I used to think there might be a family resemblance because my Great, Great Grandmother was a Kealoha, but that can't be because I have met his Grand son Nathan Alipio and he tells me his Grandfather was original from Kaua'i. That being said, he did point out that if you follow a Hawaiian family trees back far enough, we are related some how.


----------



## Biblegrove RR (Jan 4, 2008)

Wow~... How do you get such great facials? My people still look like monkeys! 

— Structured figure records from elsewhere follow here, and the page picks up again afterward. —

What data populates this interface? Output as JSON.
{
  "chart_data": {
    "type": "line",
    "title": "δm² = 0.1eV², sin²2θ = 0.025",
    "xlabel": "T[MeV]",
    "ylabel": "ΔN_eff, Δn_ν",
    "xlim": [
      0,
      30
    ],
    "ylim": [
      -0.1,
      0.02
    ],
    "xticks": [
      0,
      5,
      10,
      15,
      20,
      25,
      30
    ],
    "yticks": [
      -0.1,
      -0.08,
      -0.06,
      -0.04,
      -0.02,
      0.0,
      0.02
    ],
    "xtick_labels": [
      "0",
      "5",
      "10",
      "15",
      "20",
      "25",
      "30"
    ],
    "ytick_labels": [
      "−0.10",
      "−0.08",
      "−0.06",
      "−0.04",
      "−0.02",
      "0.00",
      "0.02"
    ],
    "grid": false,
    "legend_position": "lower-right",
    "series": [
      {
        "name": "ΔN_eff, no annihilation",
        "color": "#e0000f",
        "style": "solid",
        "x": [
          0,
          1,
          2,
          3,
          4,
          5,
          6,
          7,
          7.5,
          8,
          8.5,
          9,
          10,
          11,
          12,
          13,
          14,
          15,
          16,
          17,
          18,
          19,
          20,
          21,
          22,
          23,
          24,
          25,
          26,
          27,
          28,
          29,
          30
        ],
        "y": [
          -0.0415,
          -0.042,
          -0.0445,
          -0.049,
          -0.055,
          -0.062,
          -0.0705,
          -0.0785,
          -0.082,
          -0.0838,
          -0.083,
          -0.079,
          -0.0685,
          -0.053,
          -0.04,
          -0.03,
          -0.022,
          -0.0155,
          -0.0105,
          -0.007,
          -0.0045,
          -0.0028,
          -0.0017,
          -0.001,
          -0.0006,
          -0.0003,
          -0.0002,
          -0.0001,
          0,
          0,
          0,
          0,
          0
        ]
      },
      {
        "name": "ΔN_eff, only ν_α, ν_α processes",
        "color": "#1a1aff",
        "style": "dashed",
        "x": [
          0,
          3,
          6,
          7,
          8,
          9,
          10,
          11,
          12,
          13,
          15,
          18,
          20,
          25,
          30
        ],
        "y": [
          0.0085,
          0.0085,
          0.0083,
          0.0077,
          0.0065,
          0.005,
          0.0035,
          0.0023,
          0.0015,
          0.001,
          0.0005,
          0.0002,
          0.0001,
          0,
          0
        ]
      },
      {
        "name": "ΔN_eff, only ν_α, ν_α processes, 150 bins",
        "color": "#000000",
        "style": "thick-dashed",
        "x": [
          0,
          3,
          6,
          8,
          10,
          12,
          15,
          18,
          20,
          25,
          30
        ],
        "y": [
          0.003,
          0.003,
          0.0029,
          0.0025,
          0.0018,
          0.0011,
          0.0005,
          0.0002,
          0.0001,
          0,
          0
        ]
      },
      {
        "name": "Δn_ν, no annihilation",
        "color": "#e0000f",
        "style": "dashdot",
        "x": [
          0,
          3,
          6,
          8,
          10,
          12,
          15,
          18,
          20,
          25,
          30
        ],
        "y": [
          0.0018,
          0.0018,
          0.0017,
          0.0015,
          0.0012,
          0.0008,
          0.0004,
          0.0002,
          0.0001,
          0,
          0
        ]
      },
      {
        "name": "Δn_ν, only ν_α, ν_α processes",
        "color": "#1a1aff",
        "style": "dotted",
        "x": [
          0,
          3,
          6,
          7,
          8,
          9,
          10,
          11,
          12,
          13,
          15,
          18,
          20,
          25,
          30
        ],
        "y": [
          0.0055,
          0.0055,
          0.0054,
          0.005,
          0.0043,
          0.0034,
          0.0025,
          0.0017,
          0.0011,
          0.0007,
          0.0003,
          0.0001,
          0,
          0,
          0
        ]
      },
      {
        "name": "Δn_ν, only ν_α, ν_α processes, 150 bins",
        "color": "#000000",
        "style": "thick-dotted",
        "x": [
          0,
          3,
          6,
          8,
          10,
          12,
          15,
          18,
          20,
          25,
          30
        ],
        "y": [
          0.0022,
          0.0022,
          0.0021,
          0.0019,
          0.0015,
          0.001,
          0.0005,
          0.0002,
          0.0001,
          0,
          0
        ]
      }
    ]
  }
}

Here is a guy I work with and he's aleays wearing his hair spiled and clothes from the Gap etc. We work in a call center(headphones) and he lifts weights in his cube! lol


----------



## rkapuaala (Jan 3, 2008)

I use a method similar to one I learned for carving wooden figures. Here is a link to it. CARVING FACES LINK 
Great paint job on his shorts man!


----------



## blackburn49 (Jan 2, 2008)

Posted By rkapuaala on 04/25/2008 3:32 PM








Couldn't resist another simple,,, side project while working on coach 64, so I reposed Abraham Kealoha so that he could climb down from the tender and have a seat. He fits fine in Lanakila or in coach null. I figure, with all the coaches I'm going to be building, I'm gona need some passengers or B.F. is going to shut down passenger service before it gets started 


The more I look at this one the more I like it.


----------



## Torby (Jan 2, 2008)

Wow~... How do you get such great facials? My people still look like monkeys! 




Practice, man, practice! 

Our secretary says my faces are scary. Wait a minute. Oh, yes, she *is* talking about my figures.


----------



## mewilkinson (Jan 2, 2008)

Thank you Richard for the Komo mai moku puni (creating faces) link. Your work is always inspirational and exquisite. The first couple of times I say your work I thought my feeble attempts a figure making will never come up to your skills. But now it just makes me want to practice more so that I may come close to what you have achieved. Thanks for sharing your skills, talents and time making MLS the great place it is. 

Mike


----------



## rkapuaala (Jan 3, 2008)

Your welcome Mike. Thanks for the compliments. I am sure if you keep at it, you will be just as good as me, if not better. BTW, I write all my html with vi (a text editor) to speed things up, I used another page so I could keep the same layout. I forgot to change the page title. Komo mail moku puni does not mean creating faces. It means Welcome to my islands. Thanks for the heads up, I'll change that title immediately to avoid confusion.


----------